After the dissolution of Gutai following the death of Jiro Yoshihara in 1972, Shozo Shimamoto began his own art association, AU (Artist’s Union and/or Art Unidentified), which published a frequently issued newsletter widely distributed to the international Mail Art community. In 1986, Shozo shaved his head in honor of a visit to Japan by the Italian Mail Artist Guglielmo Achille Cavellini. Shimamoto continued using his bald head as a canvas for artists to do on what they wished, traveling widely to perform these actions in the United States, Europe and Soviet Union. In 1987, Shozo traveled to Dallas, where I was then living, to perform his “Networking on the Head,” activity with myself and other local Mail Artists at the Dallas Museum of Art, to celebrate the 100th anniversary of the birth of Marcel Duchamp.

 

 

Shozo Shimamoto.

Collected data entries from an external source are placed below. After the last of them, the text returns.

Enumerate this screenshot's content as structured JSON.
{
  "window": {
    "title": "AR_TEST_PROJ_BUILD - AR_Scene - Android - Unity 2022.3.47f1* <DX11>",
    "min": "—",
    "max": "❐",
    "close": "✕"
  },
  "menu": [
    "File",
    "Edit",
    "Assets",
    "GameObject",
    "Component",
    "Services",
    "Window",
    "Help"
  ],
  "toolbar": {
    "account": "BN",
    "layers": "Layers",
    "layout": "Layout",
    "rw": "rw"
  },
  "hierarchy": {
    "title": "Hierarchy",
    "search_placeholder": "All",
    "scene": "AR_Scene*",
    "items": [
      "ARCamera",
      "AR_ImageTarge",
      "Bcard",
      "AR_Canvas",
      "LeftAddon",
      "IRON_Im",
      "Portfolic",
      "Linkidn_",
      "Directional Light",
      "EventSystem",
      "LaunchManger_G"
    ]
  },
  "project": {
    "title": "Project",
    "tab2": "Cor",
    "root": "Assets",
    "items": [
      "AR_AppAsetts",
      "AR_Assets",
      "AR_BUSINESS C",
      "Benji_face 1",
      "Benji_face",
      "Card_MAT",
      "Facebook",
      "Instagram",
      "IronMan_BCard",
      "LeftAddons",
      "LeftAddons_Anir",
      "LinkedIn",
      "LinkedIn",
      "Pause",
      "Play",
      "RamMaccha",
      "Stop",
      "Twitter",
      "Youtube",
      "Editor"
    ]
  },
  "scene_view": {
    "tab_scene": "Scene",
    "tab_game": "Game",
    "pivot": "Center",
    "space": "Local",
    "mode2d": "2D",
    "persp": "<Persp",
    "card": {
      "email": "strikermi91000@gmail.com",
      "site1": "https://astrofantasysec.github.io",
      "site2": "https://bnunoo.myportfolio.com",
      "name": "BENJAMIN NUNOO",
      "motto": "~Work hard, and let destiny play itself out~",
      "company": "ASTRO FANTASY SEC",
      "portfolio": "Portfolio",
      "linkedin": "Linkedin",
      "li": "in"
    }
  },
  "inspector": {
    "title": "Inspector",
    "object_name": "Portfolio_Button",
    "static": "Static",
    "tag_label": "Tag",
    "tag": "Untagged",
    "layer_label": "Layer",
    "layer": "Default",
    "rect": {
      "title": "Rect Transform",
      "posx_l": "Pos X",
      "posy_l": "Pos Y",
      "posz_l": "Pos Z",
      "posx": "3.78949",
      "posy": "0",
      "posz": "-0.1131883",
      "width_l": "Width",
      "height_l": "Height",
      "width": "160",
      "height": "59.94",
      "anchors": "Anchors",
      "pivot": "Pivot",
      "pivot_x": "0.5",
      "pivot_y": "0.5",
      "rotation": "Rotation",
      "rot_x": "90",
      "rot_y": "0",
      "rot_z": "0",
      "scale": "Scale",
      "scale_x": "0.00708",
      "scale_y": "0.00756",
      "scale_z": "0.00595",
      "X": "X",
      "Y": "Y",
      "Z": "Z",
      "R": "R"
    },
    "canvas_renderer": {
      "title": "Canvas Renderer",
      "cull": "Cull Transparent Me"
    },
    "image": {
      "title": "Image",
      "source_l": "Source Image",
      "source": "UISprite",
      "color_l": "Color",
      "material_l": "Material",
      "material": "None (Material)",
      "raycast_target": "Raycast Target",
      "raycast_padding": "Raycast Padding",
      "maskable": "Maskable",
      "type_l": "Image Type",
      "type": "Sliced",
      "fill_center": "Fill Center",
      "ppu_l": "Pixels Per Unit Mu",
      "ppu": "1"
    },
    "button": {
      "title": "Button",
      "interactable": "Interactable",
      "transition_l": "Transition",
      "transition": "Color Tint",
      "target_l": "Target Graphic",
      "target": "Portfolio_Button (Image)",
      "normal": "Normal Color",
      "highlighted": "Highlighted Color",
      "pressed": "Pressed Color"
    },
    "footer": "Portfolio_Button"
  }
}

Net Run. 1990

 

Shozo continued his activities on behalf of peace by joining with Native American activist Dennis Banks, in a run across Europe in 1990. Along the way, Shimamoto was joined and supported by Mail Artists. Gutai had reached out to the world through Gutai magazine, their association with French art critic Michael Tapié, and hosting artistic dignitaries such as John Cage, Jasper Johns, Pierre Restany, Yoko Ono, Clement Greenburg and others at the Gutai Pinacotheca in Osaka.

 

 

Shozo was a professor at Kyoto Educational University and the Principal at a school for handicapped children. His concern for children and the physically challenged remained a constant in his life. In 2007, he traveled to Beijing, where he helped organize the Art Challenged project for disabled artists. More information on his recent activities can be found at shozo.net.

 

 

Keith Bates. Mail Art Portrait of Shozo Shimamoto. 2013.

 

On February 8th, the San Francisco Art Institute will open the first West Coast survey exhibition on Gutai, co-curated by Andrew McClintock and myself (http://www.sfai.edu/event/gutai-historical-survey-and-contemporary-response). In early 2012, we issued a notice to the Mail Art community of a Mail Art exhibition to honor Shimamoto and Gutai. One hundred and seventy-five plus artists from thirty-five countries responded, interpreting historic Gutai in contemporary expression and honoring one of their own.

 

 

Little did we know that just two weeks before the opening of the exhibition, Mr. Shimamoto would pass away on January 25, 2013, just three days after his 85th birthday. His full legacy remains to be revealed, but from limited recognition in the 1980s, Shimamoto’s stature has risen to the extent that (former) Los Angeles MOCA curator Paul Schimmel, has enshrined his work in the current exhibition, Destroy the Picture: Painting the Void, 1949-1962, devoting a room in the exhibition to the works of Shimamoto and Robert Rauschenberg.

 

 

Shimamoto set out not only to “destroy the picture,” but to destroy the notion of artist as solitary creator. Shimamoto’s philosophy has always been one of inclusion, be it children, the physically and mentally challenged, or a worldwide network of artists sharing interests and information. His formative years in Gutai prepared him for leadership in AU, an artist cooperative that reached out to the world through publications and collaborative actions. He is missed by a younger generation of artists, who he encouraged and inspired.